1. Nov 11, 2004

Yegor

I have the following problem:
The specimen (rod) is hanging vertically. Weight=P. Young's modulus = E. Area = S. What is the ε-?
ε = dL/L

As I know Energy U=V*(E*ε ^2)/2, where V-volume
And the work is A=P*dL(dL of center of mass)
In this case A=p*dL/2
So it must be that ε =P/(E*S)
But the correct answer is ε =P/(2*E*S)
Where is the mistake?

Last edited: Nov 11, 2004
2. Nov 11, 2004

Staff: Mentor

I can't quite figure out what you're doing with energy and volume. But I suspect that your mistake is in treating the rod as if the tension were the same throughout, which is not the case.

3. Nov 11, 2004

Yegor

Ok.
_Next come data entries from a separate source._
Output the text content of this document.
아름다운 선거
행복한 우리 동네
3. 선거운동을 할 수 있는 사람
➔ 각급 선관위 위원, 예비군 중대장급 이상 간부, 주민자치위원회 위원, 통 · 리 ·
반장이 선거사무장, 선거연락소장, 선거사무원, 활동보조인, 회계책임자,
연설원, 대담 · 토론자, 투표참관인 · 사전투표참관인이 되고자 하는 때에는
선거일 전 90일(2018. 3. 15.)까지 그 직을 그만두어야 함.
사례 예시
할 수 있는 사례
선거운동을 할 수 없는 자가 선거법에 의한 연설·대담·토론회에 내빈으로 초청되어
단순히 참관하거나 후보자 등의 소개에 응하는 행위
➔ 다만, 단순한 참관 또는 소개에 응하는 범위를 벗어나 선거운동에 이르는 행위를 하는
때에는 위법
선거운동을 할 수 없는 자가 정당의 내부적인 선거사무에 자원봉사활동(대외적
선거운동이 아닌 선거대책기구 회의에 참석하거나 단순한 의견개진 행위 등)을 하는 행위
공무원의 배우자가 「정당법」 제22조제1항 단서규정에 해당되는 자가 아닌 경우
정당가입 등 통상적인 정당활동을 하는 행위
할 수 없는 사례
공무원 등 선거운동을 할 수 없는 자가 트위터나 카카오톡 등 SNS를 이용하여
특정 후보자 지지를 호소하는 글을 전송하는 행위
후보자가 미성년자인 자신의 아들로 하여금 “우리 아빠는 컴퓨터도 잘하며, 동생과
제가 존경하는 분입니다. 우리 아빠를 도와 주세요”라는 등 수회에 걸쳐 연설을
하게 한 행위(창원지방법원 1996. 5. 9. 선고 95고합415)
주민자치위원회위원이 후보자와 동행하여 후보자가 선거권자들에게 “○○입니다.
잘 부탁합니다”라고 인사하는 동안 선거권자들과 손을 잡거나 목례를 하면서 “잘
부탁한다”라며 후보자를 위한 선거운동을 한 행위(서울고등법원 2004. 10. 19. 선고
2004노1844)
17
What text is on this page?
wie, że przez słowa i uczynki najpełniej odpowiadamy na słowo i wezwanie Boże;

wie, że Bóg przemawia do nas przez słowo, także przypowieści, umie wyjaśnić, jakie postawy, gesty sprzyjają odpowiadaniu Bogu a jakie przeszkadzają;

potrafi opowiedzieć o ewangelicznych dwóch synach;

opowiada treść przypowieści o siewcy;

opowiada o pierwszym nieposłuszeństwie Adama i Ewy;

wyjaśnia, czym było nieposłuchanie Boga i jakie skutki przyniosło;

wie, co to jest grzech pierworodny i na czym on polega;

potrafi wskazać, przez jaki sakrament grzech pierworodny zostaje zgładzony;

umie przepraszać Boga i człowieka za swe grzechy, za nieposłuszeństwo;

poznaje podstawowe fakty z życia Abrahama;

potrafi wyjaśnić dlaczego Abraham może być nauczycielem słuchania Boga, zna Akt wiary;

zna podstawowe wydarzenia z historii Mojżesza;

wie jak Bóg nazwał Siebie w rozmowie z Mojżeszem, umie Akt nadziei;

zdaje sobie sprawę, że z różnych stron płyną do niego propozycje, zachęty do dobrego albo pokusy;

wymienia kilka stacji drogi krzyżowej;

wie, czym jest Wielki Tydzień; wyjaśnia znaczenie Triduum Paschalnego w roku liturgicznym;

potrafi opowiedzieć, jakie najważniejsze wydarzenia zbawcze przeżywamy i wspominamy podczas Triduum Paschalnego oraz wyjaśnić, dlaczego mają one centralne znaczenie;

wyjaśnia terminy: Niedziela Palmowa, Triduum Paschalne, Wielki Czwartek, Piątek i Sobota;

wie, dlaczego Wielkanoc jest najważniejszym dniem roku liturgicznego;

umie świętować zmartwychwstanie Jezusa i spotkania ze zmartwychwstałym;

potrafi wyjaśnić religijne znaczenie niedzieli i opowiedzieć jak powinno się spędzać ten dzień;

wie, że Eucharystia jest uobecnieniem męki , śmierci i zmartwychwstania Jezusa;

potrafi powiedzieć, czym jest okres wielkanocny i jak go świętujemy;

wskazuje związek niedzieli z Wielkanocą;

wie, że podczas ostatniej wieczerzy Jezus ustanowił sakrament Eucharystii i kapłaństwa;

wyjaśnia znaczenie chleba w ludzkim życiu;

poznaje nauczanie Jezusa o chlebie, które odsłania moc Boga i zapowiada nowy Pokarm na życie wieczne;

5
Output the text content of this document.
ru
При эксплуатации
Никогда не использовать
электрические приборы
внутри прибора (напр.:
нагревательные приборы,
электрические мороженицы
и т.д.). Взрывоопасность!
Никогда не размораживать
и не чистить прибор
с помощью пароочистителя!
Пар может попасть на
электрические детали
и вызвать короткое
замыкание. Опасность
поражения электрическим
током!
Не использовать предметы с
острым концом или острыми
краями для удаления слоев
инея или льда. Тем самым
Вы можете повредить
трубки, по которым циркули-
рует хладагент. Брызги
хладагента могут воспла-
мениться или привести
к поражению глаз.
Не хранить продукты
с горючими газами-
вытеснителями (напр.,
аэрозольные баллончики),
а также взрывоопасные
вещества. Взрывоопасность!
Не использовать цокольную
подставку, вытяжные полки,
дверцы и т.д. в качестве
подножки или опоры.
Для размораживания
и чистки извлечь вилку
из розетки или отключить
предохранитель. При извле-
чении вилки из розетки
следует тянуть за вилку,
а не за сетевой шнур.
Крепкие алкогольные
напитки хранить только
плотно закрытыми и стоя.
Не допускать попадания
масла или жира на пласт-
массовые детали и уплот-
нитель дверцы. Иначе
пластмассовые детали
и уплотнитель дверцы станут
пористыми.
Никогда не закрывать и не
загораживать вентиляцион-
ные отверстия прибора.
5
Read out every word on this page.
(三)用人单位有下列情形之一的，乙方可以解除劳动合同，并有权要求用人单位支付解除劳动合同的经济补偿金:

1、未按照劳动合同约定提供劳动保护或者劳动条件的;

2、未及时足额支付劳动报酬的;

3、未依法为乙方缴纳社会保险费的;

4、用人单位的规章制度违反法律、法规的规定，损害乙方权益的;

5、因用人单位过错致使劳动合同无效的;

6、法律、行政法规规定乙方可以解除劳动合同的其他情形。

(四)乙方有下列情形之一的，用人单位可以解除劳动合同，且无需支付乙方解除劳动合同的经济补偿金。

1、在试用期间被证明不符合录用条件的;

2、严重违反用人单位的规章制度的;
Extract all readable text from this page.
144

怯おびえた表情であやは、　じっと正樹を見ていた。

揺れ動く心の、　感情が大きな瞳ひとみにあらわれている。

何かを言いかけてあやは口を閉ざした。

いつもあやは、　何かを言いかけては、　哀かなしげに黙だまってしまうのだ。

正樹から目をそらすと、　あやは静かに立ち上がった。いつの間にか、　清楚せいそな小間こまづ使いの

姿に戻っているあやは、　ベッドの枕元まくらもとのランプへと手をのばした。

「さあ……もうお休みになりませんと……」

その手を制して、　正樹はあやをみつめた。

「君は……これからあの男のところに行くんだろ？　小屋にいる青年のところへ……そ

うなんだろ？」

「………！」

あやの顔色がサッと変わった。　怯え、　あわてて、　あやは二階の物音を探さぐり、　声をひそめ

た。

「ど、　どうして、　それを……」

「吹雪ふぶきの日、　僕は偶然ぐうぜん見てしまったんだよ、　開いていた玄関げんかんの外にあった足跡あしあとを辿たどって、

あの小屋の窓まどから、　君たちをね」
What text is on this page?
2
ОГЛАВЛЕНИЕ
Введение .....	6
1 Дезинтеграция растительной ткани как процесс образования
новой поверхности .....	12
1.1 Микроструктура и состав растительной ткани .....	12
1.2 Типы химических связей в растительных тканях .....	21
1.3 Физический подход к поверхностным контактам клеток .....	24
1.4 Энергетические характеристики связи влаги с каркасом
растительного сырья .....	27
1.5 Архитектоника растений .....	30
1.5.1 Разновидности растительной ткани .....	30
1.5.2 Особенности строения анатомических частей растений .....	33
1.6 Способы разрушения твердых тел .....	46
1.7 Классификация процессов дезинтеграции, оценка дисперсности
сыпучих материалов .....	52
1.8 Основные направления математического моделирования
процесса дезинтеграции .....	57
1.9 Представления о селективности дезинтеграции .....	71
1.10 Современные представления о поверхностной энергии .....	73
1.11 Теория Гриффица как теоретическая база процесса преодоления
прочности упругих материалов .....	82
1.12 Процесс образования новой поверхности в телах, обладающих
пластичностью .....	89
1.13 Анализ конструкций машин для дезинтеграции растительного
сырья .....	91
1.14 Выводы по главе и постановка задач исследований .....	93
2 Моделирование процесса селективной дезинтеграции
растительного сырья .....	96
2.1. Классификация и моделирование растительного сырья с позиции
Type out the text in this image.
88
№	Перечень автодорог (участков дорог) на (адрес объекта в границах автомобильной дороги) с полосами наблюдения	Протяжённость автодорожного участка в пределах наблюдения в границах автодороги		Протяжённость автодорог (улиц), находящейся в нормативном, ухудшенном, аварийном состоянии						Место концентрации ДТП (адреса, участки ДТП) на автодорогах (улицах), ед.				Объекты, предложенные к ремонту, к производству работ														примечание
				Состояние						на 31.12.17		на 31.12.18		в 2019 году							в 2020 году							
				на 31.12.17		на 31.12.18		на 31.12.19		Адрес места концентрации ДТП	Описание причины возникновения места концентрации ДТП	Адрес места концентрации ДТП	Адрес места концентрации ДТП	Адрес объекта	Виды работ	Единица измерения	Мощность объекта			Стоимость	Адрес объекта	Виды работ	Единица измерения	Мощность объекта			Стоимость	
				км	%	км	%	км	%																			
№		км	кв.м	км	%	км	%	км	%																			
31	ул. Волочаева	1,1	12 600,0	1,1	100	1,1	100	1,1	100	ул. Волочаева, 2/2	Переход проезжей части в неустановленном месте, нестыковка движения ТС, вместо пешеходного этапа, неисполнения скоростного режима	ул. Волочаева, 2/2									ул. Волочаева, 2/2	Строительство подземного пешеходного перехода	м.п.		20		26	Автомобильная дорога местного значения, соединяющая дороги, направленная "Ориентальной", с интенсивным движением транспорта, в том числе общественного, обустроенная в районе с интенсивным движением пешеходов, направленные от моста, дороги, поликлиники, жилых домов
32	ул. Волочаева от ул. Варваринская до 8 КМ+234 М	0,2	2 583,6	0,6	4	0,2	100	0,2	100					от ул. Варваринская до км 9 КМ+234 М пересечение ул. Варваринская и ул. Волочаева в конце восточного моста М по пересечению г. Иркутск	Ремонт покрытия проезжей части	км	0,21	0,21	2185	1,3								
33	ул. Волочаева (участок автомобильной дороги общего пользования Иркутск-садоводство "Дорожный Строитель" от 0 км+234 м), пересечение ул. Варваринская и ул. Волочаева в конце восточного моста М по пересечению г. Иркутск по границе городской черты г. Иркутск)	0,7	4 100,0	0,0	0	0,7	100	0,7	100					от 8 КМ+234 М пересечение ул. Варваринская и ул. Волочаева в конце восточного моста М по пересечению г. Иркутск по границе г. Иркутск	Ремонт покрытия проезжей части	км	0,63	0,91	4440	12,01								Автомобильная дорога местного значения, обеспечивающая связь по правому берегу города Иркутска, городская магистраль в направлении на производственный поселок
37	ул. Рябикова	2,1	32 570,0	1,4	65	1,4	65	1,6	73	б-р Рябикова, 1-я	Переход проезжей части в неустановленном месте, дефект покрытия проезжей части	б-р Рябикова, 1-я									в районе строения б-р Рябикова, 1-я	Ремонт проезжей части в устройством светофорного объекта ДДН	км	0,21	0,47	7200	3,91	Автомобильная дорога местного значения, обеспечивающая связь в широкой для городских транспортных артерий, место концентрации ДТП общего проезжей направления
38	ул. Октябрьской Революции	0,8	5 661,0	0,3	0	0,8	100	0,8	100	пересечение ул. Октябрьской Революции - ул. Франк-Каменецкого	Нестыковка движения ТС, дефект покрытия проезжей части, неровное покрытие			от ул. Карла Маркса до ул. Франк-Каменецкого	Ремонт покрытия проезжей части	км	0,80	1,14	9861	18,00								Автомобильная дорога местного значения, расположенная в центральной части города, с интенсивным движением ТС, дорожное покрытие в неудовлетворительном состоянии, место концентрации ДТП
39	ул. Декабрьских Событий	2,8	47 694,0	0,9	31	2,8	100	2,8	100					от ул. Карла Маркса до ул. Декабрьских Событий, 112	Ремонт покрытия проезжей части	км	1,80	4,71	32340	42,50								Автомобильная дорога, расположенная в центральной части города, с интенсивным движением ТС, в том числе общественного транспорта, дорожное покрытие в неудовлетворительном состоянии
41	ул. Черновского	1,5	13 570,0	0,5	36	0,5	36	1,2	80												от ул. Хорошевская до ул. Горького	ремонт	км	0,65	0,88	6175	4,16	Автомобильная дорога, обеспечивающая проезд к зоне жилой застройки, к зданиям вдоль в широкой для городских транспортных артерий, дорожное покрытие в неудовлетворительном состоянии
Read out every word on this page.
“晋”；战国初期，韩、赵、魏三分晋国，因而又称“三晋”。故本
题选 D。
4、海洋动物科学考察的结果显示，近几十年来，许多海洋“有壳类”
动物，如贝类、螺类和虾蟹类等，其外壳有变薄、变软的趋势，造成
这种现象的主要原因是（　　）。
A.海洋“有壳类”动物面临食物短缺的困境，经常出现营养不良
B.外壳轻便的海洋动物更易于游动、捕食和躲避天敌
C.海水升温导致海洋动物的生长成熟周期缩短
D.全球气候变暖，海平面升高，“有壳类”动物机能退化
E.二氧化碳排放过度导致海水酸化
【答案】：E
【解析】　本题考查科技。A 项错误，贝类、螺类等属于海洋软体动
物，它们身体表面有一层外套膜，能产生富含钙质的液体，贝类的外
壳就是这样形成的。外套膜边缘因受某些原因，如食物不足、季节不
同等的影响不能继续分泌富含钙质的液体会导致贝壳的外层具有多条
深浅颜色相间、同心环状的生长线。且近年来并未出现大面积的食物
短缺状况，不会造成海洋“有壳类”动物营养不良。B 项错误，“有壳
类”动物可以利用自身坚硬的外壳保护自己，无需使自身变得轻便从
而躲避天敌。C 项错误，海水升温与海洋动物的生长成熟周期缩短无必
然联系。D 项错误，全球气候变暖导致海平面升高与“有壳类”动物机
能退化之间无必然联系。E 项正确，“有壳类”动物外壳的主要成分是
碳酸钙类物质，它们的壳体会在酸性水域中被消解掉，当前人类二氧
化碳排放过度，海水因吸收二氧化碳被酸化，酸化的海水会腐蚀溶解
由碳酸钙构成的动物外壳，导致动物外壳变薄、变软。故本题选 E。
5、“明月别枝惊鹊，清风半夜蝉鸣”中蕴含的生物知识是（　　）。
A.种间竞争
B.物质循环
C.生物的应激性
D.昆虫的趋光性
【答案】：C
In final moment Energy is equal U=V*(E*ε ^2)/2=V*(σ*ε/2),
where σ-stress (tension), (σ=F/S=E*ε (Hook's law)
But the "tension is not the same throughout".
It changes from 0 to P/S.
What I should do?

4. Nov 11, 2004

Staff: Mentor

The stress ranges from 0 (at the bottom) to P/S at the top. So the average stress is 1/2 P/S. Thus the overall strain is P/(2 E S), where E is Young's modulus.